C-253/24 Pelavi  

Contentverzamelaar

C-253/24 Pelavi  

Prejudiciële hofzaak

Zie bijlage voor de verwijzingsuitspraak, en klik hier voor het dossier van het Hof van Justitie (voor zover beschikbaar).

Termijnen: Motivering departement:     18 juli 2024
Schriftelijke opmerkingen:                     4 september 2024

Trefwoorden: arbeidsvoorwaarden; recht op eerlijk proces

Onderwerp: 
-    Richtlijn 2003/88/EG van het Europees Parlement en de Raad van 4 november 2003 betreffende een aantal aspecten van de organisatie van de arbeidstijd: artikel 7;
-    Raamovereenkomst inzake arbeidsovereenkomsten voor bepaalde tijd, gesloten op 18 maart 1999, die als bijlage is gevoegd bij richtlijn 1999/70/EG van de Raad van 28 juni 1999, met betrekking tot de raamovereenkomst EVV, UNICE en CEEP inzake arbeidsovereenkomsten voor onbepaalde tijd: clausules 4 en 5, punt 1;
-    Handvest van de grondrechten van de Europese Unie: artikelen 31 en 47.

Feiten:
Verzoekende partij is een honoraire rechter die sinds februari 2001 onafgebroken werkzaam is bij een gerecht in eerste aanleg. Zij krijgt betaald per terechtzitting en niet met een vast loon, ook niet tijdens de vakantieperiode. Zij verzoekt bij de rechtbank om te worden aangemerkt als ‘werkneemster’ in de zin van het Unierecht, en om een vaststelling dat ze recht heeft op hetzelfde loon als een gewone rechter of openbare aanklager. Gedurende de looptijd van de procedure heeft de honoraire rechter een ‘bevestigingsprocedure’ afgerond, waarbij zij in dienst is bevestigd tot de leeftijd van 70 jaar. Bij deze bevestiging worden de rechten ontzegd die tijdens iedere afzonderlijke overeenkomst voor bepaalde tijd zijn verworven, zoals het recht op reeds verworven vakantie met behoud van loon.

Overweging:
De verwijzende rechter heeft meerdere twijfels over de verenigbaarheid van de nationale regelgeving met het Unierecht. Ten eerste zijn volgens de verwijzende rechter het recht op vakantie en het recht op uitbetaling van loon tijdens de vakantie onlosmakelijk met elkaar verbonden, wat betekent dat de honoraire rechter uitbetaald had moeten worden tijdens haar vakantie. Ten tweede twijfelt de verwijzende rechter over de verenigbaarheid van het ontnemen van eerdere rechten met het recht op een eerlijk proces. De verwijzende rechter vraagt daarom om uitleg over de reikwijdte van de Unierechtelijke regels omtrent arbeidsovereenkomsten voor bepaalde tijd, en over artikelen 31, lid 1 en 47 van het Handvest.

Prejudiciële vragen:
1. Staan de artikelen 31, lid 1, en 47 van het Handvest van de grondrechten van de Europese Unie, artikel 7 van richtlijn 2003/88/EG en clausule 4 van de raamovereenkomst inzake arbeidsovereenkomsten voor bepaalde tijd in de weg aan een nationale regeling, waarin is vastgesteld dat een honoraire rechter, die als „werknemer” en „werknemer met een arbeidsovereenkomst voor bepaalde tijd” kan worden aangemerkt, wiens aanstelling wordt bevestigd tot de leeftijd van 70 jaar, het recht op vakantie met behoud van loon verliest over de periode voorafgaand aan de bevestiging? 

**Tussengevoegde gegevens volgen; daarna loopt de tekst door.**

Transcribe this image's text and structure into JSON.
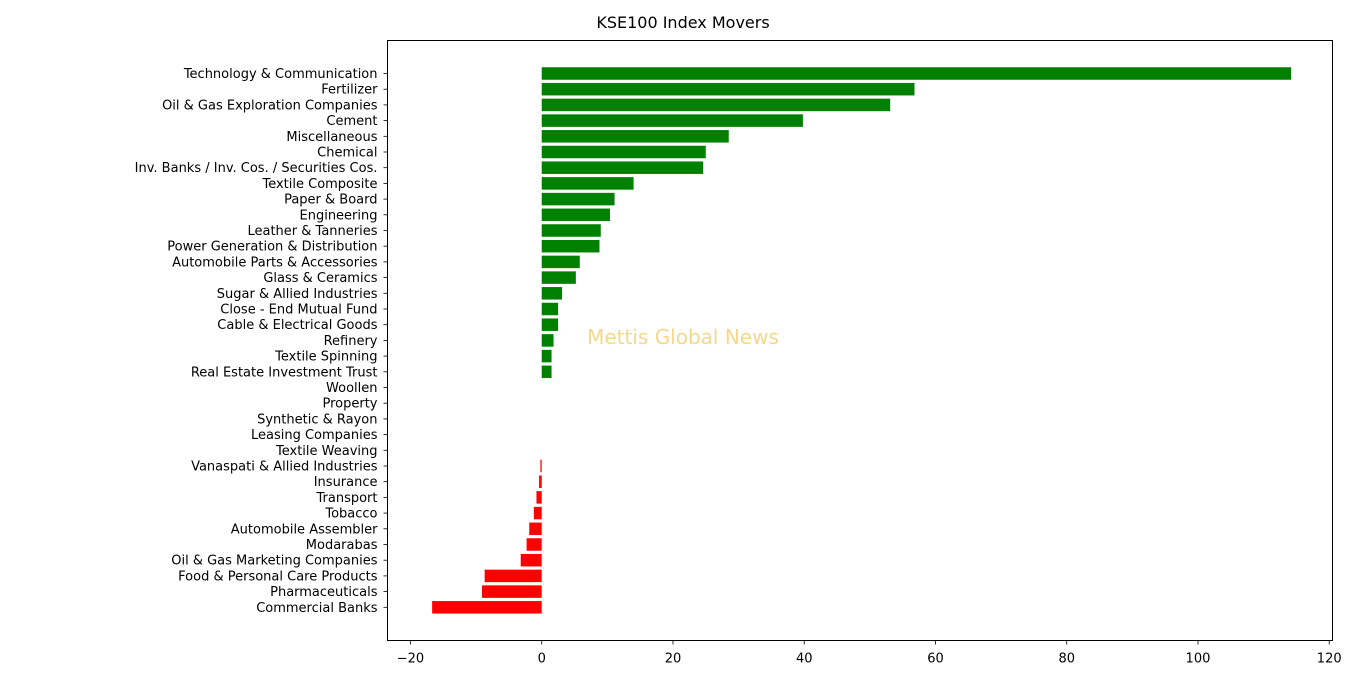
{
  "chart_data": {
    "type": "bar",
    "orientation": "horizontal",
    "title": "KSE100 Index Movers",
    "xlabel": "",
    "ylabel": "",
    "xlim": [
      -23.5,
      120.5
    ],
    "xticks": [
      -20,
      0,
      20,
      40,
      60,
      80,
      100,
      120
    ],
    "xtick_labels": [
      "−20",
      "0",
      "20",
      "40",
      "60",
      "80",
      "100",
      "120"
    ],
    "grid": false,
    "positive_color": "#008000",
    "negative_color": "#ff0000",
    "categories": [
      "Technology & Communication",
      "Fertilizer",
      "Oil & Gas Exploration Companies",
      "Cement",
      "Miscellaneous",
      "Chemical",
      "Inv. Banks / Inv. Cos. / Securities Cos.",
      "Textile Composite",
      "Paper & Board",
      "Engineering",
      "Leather & Tanneries",
      "Power Generation & Distribution",
      "Automobile Parts & Accessories",
      "Glass & Ceramics",
      "Sugar & Allied Industries",
      "Close - End Mutual Fund",
      "Cable & Electrical Goods",
      "Refinery",
      "Textile Spinning",
      "Real Estate Investment Trust",
      "Woollen",
      "Property",
      "Synthetic & Rayon",
      "Leasing Companies",
      "Textile Weaving",
      "Vanaspati & Allied Industries",
      "Insurance",
      "Transport",
      "Tobacco",
      "Automobile Assembler",
      "Modarabas",
      "Oil & Gas Marketing Companies",
      "Food & Personal Care Products",
      "Pharmaceuticals",
      "Commercial Banks"
    ],
    "values": [
      114.2,
      56.8,
      53.1,
      39.8,
      28.5,
      25.0,
      24.6,
      14.0,
      11.1,
      10.4,
      9.0,
      8.8,
      5.8,
      5.2,
      3.1,
      2.5,
      2.5,
      1.8,
      1.5,
      1.5,
      0.0,
      0.0,
      0.0,
      0.0,
      0.0,
      -0.2,
      -0.4,
      -0.8,
      -1.2,
      -1.9,
      -2.3,
      -3.2,
      -8.7,
      -9.1,
      -16.7
    ],
    "watermark": {
      "text": "Mettis Global News",
      "color": "#f5d88a"
    }
  }
}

2. Staat clausule 5, punt 1, van de raamovereenkomst inzake arbeidsovereenkomsten voor bepaalde tijd in de weg aan een nationale regeling, waarin als maatregel ter bestraffing van misbruik van arbeidsovereenkomsten voor bepaalde tijd is vastgesteld dat de aanstelling van een honorair rechter wordt bevestigd tot de leeftijd van 70 jaar, nadat hij met goed gevolg een beoordelingsprocedure heeft doorlopen waarbij geen sprake is van vergelijkend onderzoek, en dat hem een financiële vergoeding wordt toegekend als hij die beoordelingsprocedure niet met goed gevolg doorloopt, waarbij hij in beide gevallen moet afzien van alle eerder verworven rechten?

Aangehaalde (recente) jurisprudentie: C-286/06 Impact; C-271/22 tot en met C-275/22 Keolis Agen; C-658/18 Status van de Italiaanse vrederechters; C-236/20 Ministero della Giustizia e.a.; C-31/13 tot en met C-63/13 en C-418/13; C-494/17; C-341/15.